Among the seven companies whose restructuring failed in August were Moser Baer India (R2,050 cr), Kudos Chemie (R1,900 cr), Surana Industries (R870 cr) and Rathi Steel & Power (R430 cr). In September, debt restructuring of five companies including Sujana Towers (R1,060 cr), Shiv-Vani Oil & Gas Exploration Services (R2,100 cr) and Indosolar (R790 cr), failed.
Mythili Balasubramanian, chairman of the CDR cell, recently said that most packages fail because of promoters’ inability to comply with the CDR provisions. “Among the main reasons for restructuring not working out are the inability of promoters to infuse the requisite equity capital within the defined period and non-compliance to CDR agreement in pledging shares in favour of the consortium of lenders,” she said.
Restructuring schemes also often turn futile because promoters are unable to sell non-core assets to mobilise resources as promised.

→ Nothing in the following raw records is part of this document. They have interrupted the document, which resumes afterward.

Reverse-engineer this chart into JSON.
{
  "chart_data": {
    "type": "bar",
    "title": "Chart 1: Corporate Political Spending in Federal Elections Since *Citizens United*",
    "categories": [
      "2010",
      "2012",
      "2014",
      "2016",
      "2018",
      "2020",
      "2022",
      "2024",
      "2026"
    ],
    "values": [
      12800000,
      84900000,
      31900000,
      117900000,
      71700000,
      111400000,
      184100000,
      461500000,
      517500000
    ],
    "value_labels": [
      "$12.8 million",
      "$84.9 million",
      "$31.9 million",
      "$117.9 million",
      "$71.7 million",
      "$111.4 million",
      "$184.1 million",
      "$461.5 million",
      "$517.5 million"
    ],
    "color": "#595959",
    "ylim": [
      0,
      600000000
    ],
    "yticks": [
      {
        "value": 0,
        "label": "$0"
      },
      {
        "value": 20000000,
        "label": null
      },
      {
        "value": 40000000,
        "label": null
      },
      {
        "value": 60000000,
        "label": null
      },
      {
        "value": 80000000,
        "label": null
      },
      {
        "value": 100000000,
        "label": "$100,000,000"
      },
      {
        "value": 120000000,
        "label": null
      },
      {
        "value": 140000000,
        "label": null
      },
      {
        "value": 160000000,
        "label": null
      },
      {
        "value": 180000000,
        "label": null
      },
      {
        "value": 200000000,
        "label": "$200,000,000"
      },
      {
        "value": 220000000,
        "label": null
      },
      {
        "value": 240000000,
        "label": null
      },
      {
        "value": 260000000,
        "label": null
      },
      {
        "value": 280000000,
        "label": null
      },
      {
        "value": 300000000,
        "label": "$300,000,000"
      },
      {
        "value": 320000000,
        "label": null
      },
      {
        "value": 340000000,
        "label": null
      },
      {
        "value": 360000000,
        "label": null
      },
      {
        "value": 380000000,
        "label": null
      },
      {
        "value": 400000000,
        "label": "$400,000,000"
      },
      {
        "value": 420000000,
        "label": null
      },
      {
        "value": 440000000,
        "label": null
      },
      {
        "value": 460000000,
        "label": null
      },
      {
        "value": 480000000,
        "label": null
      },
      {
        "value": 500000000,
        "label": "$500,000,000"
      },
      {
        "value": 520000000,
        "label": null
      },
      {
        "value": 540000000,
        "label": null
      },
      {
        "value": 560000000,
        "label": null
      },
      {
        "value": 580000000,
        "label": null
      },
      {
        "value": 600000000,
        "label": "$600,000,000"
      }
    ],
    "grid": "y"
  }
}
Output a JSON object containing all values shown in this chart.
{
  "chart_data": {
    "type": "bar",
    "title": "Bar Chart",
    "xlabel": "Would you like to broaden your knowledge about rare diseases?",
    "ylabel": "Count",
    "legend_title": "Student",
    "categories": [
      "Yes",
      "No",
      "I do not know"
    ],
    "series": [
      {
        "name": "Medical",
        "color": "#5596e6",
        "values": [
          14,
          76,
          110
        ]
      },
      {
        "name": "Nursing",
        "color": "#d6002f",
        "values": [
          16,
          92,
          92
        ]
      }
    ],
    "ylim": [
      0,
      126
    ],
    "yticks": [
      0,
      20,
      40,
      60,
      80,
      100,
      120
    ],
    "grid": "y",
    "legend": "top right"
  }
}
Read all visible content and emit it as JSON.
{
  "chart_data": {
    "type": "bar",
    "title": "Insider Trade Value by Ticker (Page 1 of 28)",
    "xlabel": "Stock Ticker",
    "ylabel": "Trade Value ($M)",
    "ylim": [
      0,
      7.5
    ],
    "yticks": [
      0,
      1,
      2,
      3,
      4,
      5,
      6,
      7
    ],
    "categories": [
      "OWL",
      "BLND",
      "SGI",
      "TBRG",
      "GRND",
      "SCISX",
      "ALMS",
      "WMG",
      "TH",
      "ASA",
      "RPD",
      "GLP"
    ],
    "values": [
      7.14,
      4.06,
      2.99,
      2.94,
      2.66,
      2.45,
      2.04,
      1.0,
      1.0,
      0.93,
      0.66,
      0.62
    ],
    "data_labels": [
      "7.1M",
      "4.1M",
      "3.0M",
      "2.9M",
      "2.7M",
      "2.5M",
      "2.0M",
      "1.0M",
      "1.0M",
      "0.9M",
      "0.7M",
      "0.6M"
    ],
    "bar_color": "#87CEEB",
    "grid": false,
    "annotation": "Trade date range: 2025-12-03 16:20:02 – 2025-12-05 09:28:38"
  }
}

Balasubramanian said while the moratorium is generally maintained at two years, lenders need to estimate when the company is able to start servicing its debt. “If a company can’t generate sufficient cash flow even after 5 years of recast, then it is not viable to be recast,” she said, adding that moratorium is provided as stressed companies need a breather to ramp up production.
In 2014, four other companies, with total debt obligation of R14,000 crore that had been restructured to make it easier for them to repay loans, failed at the CDR cell.